Now only woodland animals cross over the bridge, and a pair of bald eagles circles it almost every day, looking for fish where the stream leads into the pond. There is much activity about this little bridge that goes unnoticed by most humans. The stream is concealed by an island, with a marsh and wooded shoreline perfect for birds and small wild animals.
Here I sit quietly and watch nature unfurl in front of me. Ducks, sometimes four or five, fly down one behind the other in a perfect row, then hit the water—splash! They’re home safely. A blue heron calls this its territory, too. Ever so deftly, the heron lifts one long leg up and out of the water and ever so slowly places it down ahead, and then lifts the other up and out of the water and places it slowly back down, never making so much as a ripple or sound.
The muskrat is a flighty little animal. It is a fast swimmer and it is all business as it goes along its route and makes a beeline across the water. The muskrat is weary of the falcon that sits high on a branch of the big pine tree on the island. A pair of bald eagles that have a nest on another nearby island on this pond. Each day they can be seen circling overhead, watching for a fish. Down, down one will come straight to the water and snatch the fish with the deadly talons and try to rise up out of the water. It is an effort for this heavy bird and it struggles and slowly gains momentum, until it is high enough to land on a big bare branch near the water. There it will pause and eat the fish.

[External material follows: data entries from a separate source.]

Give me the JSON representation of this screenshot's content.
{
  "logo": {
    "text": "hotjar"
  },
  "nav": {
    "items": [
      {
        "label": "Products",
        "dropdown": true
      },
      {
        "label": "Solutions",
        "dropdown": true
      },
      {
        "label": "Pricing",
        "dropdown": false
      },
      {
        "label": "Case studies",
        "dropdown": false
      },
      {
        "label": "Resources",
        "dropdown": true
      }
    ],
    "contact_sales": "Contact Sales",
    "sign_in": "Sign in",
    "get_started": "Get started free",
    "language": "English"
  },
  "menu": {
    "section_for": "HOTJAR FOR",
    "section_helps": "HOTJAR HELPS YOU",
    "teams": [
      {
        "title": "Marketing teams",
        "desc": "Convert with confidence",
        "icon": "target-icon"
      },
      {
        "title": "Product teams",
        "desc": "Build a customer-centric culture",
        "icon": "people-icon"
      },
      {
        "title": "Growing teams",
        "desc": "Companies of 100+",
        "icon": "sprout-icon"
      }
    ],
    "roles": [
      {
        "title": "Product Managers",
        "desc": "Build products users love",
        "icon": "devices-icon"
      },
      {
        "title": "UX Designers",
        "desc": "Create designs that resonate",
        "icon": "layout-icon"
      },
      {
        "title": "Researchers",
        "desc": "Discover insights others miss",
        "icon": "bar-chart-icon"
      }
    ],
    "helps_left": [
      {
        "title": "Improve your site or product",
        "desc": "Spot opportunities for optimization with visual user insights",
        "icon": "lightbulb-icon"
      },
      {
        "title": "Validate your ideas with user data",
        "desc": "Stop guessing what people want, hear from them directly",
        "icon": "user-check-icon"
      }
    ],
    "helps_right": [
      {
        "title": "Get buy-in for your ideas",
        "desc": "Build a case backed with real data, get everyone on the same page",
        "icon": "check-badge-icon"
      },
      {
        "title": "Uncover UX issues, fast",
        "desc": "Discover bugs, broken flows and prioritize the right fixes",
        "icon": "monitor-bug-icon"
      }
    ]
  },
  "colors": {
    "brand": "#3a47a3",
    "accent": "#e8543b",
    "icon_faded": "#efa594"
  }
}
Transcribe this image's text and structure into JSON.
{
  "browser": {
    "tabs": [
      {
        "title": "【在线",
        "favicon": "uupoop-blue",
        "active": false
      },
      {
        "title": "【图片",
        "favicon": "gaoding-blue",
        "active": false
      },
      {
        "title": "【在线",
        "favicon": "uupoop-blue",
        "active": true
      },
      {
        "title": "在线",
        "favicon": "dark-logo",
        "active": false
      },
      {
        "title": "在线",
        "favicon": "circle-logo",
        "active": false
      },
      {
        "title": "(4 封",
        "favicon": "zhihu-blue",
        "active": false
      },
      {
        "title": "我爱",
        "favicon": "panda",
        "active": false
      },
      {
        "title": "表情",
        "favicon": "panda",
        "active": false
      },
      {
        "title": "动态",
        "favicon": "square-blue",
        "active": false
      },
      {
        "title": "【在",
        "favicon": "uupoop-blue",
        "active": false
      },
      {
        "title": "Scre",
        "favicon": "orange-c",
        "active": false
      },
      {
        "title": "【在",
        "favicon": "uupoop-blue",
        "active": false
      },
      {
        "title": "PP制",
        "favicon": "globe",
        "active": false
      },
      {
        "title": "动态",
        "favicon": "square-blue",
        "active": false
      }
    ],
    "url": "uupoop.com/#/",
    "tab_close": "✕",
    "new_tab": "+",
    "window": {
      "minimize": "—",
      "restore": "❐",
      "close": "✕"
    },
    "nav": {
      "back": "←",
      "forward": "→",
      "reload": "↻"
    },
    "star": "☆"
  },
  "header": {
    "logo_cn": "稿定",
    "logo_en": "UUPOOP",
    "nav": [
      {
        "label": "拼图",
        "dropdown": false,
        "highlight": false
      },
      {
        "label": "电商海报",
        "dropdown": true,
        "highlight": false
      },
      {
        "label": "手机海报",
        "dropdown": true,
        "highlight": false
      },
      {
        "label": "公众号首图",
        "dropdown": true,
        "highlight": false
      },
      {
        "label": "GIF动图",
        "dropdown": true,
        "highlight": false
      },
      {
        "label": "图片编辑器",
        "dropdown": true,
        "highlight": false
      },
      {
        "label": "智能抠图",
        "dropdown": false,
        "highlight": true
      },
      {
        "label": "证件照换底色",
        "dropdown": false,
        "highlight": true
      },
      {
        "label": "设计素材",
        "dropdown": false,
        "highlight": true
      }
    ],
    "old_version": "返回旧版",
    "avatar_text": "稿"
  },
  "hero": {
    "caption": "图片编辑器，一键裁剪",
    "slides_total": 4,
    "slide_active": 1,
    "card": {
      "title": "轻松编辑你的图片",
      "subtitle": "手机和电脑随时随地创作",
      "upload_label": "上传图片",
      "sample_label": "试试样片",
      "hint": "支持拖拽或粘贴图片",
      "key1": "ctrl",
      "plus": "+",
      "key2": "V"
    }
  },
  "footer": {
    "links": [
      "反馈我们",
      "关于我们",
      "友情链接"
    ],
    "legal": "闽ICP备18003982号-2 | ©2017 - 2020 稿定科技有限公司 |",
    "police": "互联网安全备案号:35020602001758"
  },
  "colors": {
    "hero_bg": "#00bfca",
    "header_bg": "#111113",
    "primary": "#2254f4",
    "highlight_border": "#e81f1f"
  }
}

A pair of Canadian geese decided this area near the bridge would be a good place for a nest, and every year they return and take charge of the area. They march up and down the shore and swim about near the shoreline, telling the ducks and woodland animals that this is their home. Frogs, squirrels, and song birds have their home around the little bridge. A pileated woodpecker can be heard with the loud rat-a-tat-tat, and a woodpile under each tree tells that it has been there.
A pair of red-winged blackbirds lives in the marsh near the little bridge, and their song is very distinct, saying, “We are here.” Deer cross the bridge during the day, and raccoons scurry across it at night. Turtles live in the stream and pond below the bridge. Sometimes on a warm day, they sit on a rock, or line up on a fallen log which is jutting out into the water.
It is the simplest of things that make life so enjoyable. A few brief moments in nature can bring such peace and calm to our daily lives. Life around a little bridge has much to offer us.